3. Refactoring Safety
When you refactor:
// Renamed from calculatePremiumDiscount to applyPremiumRate
public function applyPremiumRate(): floatTestLink tells you what broke:
./vendor/bin/testlink validate
✗ DiscountTest::calculates discount for premium users
→ linksAndCovers(DiscountCalculator::calculatePremiumDiscount)
→ Method not found (was it renamed?)Without links, the test might still pass (hitting renamed code through other paths) while the intentional relationship is broken.
4. Documentation as You Code
TDD produces working code. Links add documentation:
#[TestedBy(PriceCalculatorTest::class, 'calculates sum')]
#[TestedBy(PriceCalculatorTest::class, 'applies discount')]
#[TestedBy(PriceCalculatorTest::class, 'handles empty array')]
public function calculate(array $prices): intFuture developers see:
- The method is tested
- What aspects are covered
- Where to find the tests
This happens automatically during TDD, not as an afterthought.
Benefits for the Codebase
1. Traceability Matrix
Every TDD cycle adds to a growing traceability matrix:
./vendor/bin/testlink report
PriceCalculator
├── calculate()
│ └── PriceCalculatorTest::calculates sum
├── applyDiscount()
│ ├── PriceCalculatorTest::applies percentage discount
│ └── PriceCalculatorTest::applies fixed discount
└── withTax()
└── PriceCalculatorTest::adds tax to total2. Coverage Confidence
Traditional coverage tools tell you lines were hit:
PriceCalculator.php: 95% coverageLinks tell you what was intentionally tested:
PriceCalculator::calculate - 1 test (explicit)
PriceCalculator::applyDiscount - 2 tests (explicit)
PriceCalculator::withTax - 1 test (explicit)High coverage + explicit links = high confidence.
3. No Orphaned Tests
Tests that no longer test what they claim are dangerous:
// This test SAYS it tests calculate()...

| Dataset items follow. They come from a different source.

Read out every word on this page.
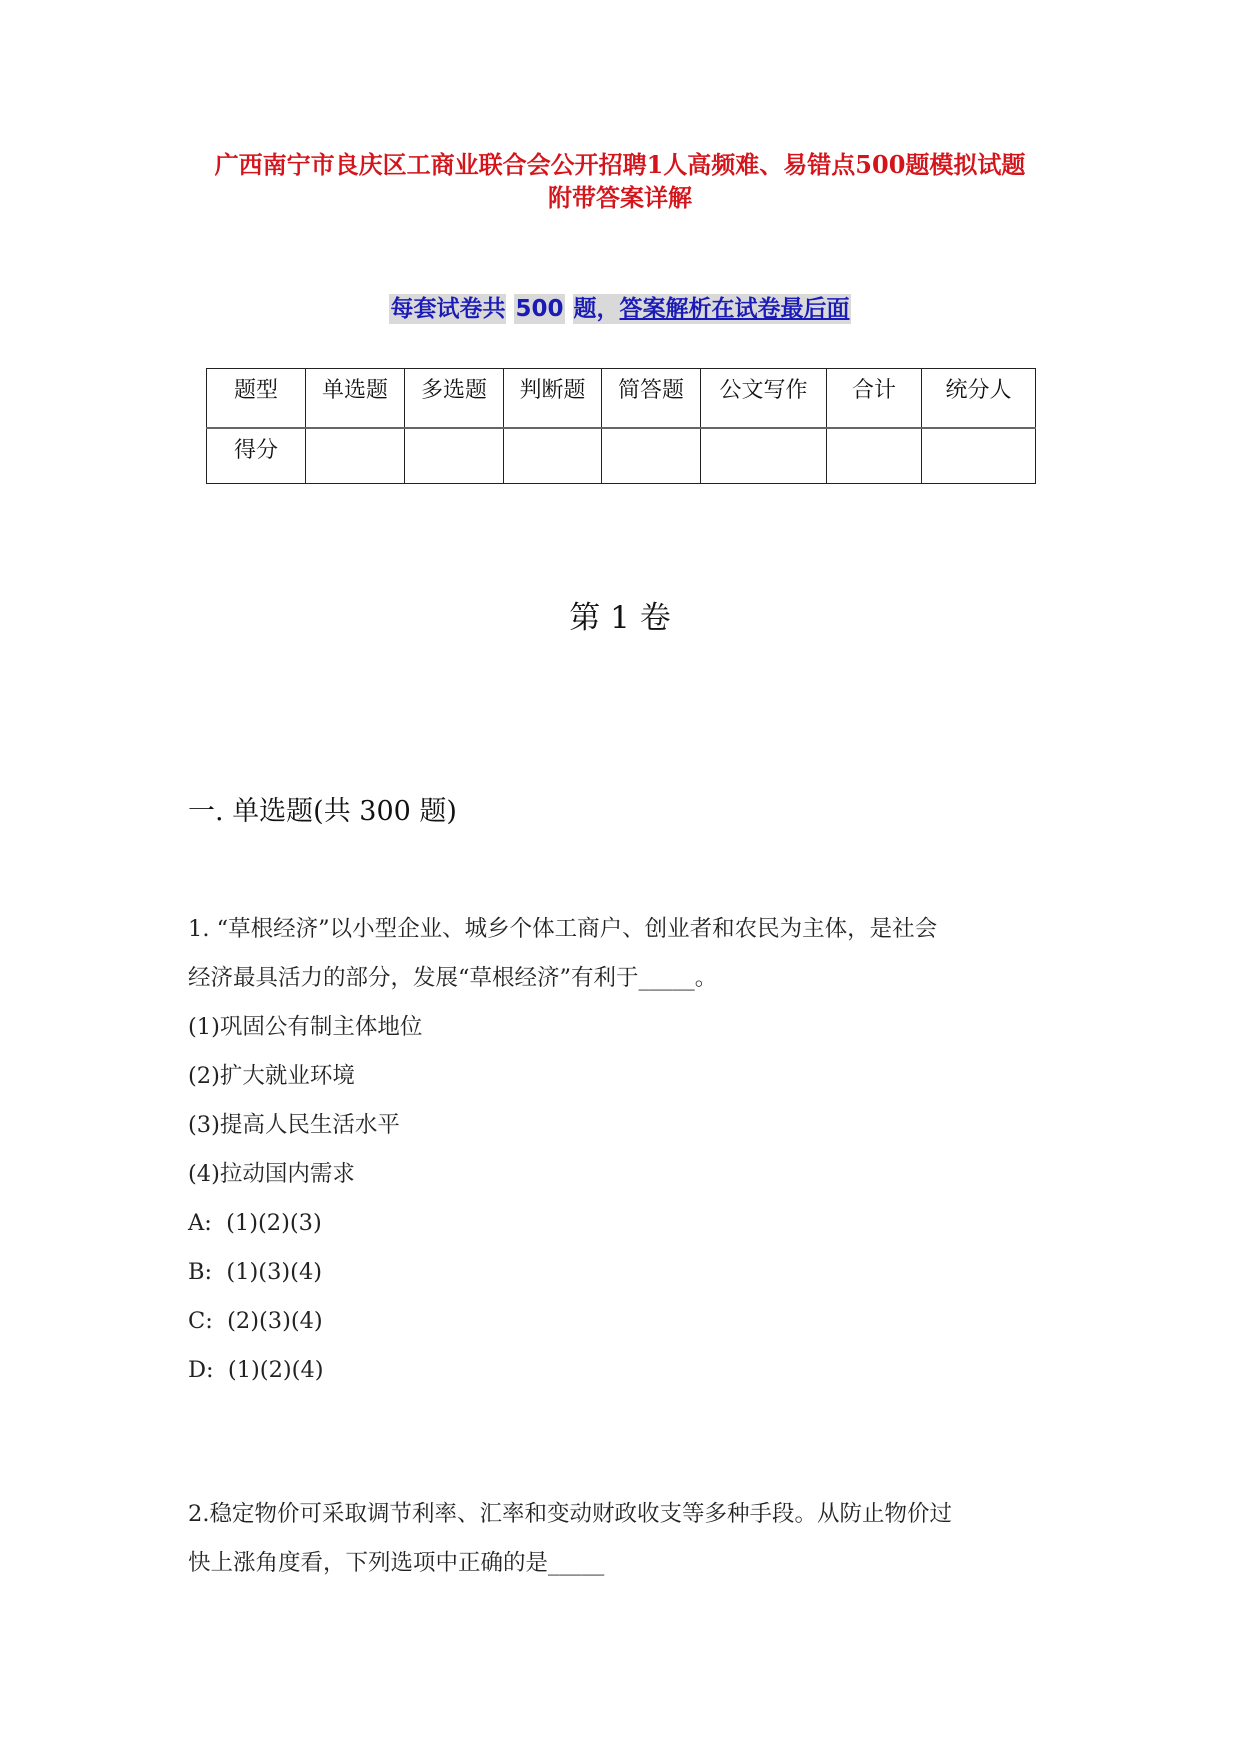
广西南宁市良庆区工商业联合会公开招聘1人高频难、易错点500题模拟试题
附带答案详解
每套试卷共 500 题，答案解析在试卷最后面
题型	单选题	多选题	判断题	简答题	公文写作	合计	统分人
得分							
第 1 卷
一. 单选题(共 300 题)
1. “草根经济”以小型企业、城乡个体工商户、创业者和农民为主体，是社会
经济最具活力的部分，发展“草根经济”有利于_____。
(1)巩固公有制主体地位
(2)扩大就业环境
(3)提高人民生活水平
(4)拉动国内需求
A:  (1)(2)(3)
B:  (1)(3)(4)
C:  (2)(3)(4)
D:  (1)(2)(4)
2.稳定物价可采取调节利率、汇率和变动财政收支等多种手段。从防止物价过
快上涨角度看，下列选项中正确的是_____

public function test_calculates_total(): void
{
// But the actual assertion was removed in a refactor
$calc = new Calculator();
$calc->calculate([1, 2, 3]);
$this->assertTrue(true); // Oops
}With links, validation catches this:
./vendor/bin/testlink validate --strict
⚠ test_calculates_total
→ Claims to cover Calculator::calculate
→ But method was modified without updating testBenefits for the Team
1. Code Review Clarity
PRs show the relationship:
+ #[TestedBy(OrderServiceTest::class, 'test_processes_payment')]
public function processPayment(): void
{
+ // new implementation
}Reviewers immediately know:
- This code has a test
- Which test verifies it
- Where to check the test
2. Onboarding
New developers understand code through its tests:
// "What does this method do?"
#[TestedBy(CartServiceTest::class, 'test_adds_item')]
#[TestedBy(CartServiceTest::class, 'test_updates_quantity_if_exists')]
#[TestedBy(CartServiceTest::class, 'test_respects_max_quantity')]
public function addItem(Item $item): voidReading the test names tells the story.
3. Consistent Practice
When TDD includes linking, the team builds:
- A habit of explicit relationships
- A codebase with full traceability
- Documentation that can't go stale
The Compound Effect
Each TDD cycle:
RED → GREEN → REFACTOR → PAIRProduces:
- A passing test
- Working production code
- An explicit link
- Updated traceability matrix
After 100 cycles, you have:
- 100 tests
- Production code they verify
- 100 explicit links
- A navigable, traceable codebase
Comparison
| Aspect | TDD Alone | TDD + Links |
|---|---|---|
| Tests exist | ✓ | ✓ |
| Code is tested | ✓ | ✓ |
| Relationships visible | ✗ | ✓ |
| Cmd+Click navigation | ✗ | ✓ (click @see tags) |
| Refactoring safe | Partial | Full |
| Coverage meaningful | Lines hit | Intentional |
| Self-documenting | Limited | Comprehensive |
Summary
TDD with links transforms testing from:
"I wrote tests and they pass"
To:
"I can Cmd+Click from any production method to its tests, and from any test to what it covers"
The extra effort of adding links during TDD is minimal (especially with placeholders), but the benefits compound over time: every method becomes navigable, every relationship becomes visible.